Moreover, a specific genetic variant in the β2-adrenergic receptor was associated
with increased mortality in sepsis. Recently, it was discovered that the vasopressor
noradrenaline, ubiquitously used in septic shock patients, exerts profound anti-inflammatory effects and may contribute to sepsis-induced immunoparalysis via
stimulation of the β2-adrenergic receptor. In the present study, we evaluated whether
common non-synonymous variants (individual single nucleotide polymorphisms [SNPs]

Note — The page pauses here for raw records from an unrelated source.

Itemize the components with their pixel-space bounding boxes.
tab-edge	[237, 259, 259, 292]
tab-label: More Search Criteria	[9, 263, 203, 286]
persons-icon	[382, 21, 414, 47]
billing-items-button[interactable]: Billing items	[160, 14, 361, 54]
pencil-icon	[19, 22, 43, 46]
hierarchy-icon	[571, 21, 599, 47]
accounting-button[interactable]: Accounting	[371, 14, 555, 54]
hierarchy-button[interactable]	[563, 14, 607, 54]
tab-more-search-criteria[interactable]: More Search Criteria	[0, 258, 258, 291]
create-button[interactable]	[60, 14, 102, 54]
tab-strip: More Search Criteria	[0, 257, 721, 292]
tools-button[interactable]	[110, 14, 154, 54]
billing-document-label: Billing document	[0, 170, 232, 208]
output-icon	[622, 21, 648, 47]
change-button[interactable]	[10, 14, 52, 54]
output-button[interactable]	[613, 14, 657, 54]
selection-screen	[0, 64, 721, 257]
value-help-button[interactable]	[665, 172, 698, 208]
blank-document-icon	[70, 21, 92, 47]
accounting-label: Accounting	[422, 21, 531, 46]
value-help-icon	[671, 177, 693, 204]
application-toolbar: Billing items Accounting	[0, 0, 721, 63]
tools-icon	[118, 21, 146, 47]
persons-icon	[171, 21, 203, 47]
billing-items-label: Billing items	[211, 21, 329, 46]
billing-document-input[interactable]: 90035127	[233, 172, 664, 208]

or SNP haplotypes) in the β2-adrenergic receptor render subjects more susceptible for
noradrenaline-induced immunosuppression and whether they are associated with a
dysregulated systemic inflammatory response in vivo.
METHODS
Peripheral blood mononuclear cells (PBMCs) of 109 healthy volunteers (52 female, 57
male) were ex vivo stimulated with 10 ng/mL lipopolysaccharide (LPS) in the presence
and absence of 1 µM noradrenaline, after which production of cytokines TNF, IL-6
and IL-10 was assessed. The same cohort of volunteers subsequently underwent
experimental endotoxemia (intravenous administration of 1 ng/kg LPS), during which
plasma concentrations of TNF, IL-6, IL-8, IL-10, IP-10, G-CSF, MCP-1, IL1-RA, and MIP1α were measured. Furthermore, mean arterial pressure, heart rate, and temperature
were recorded. Subjects were genotyped and common SNPs in the ADRB2 gene were
extracted (rs1042711, rs1042713 and rs1042714). Furthermore, the presence of common
haplotypes of these SNPs was assessed (CysGlyGln, CysArgGln, and ArgGlyGlu). Linear
regression models were used to evaluate associations between polymorphisms and ex vivo
as well as in vivo cytokine production, and hemodynamic parameters and temperature.
RESULTS
Noradrenaline attenuated production of the pro-inflammatory cytokines TNF and IL-6
(-26% (-22% to -30%), and -14% (-9% to -18%), respectively, both p<0.0001), and enhanced release of the anti-inflammatory mediator IL-10 (+9% (+3% to +15%), p=0.003) by ex vivostimulated PBMCs, but this was not affected by the presence of ADRB2 SNPs or haplotypes (all p-values ->0.37). In addition, no influence of SNPs or haplotypes on in vivo cytokine
levels, hemodynamic parameters, and temperature were observed (all p-values ->0.14).
CONCLUSION
Common non-synonymous variants in the ADRB2 gene do not influence noradrenaline mediated immunosuppression ex vivo or the systemic inflammatory and hemodynamic
response induced by LPS administration in healthy volunteers.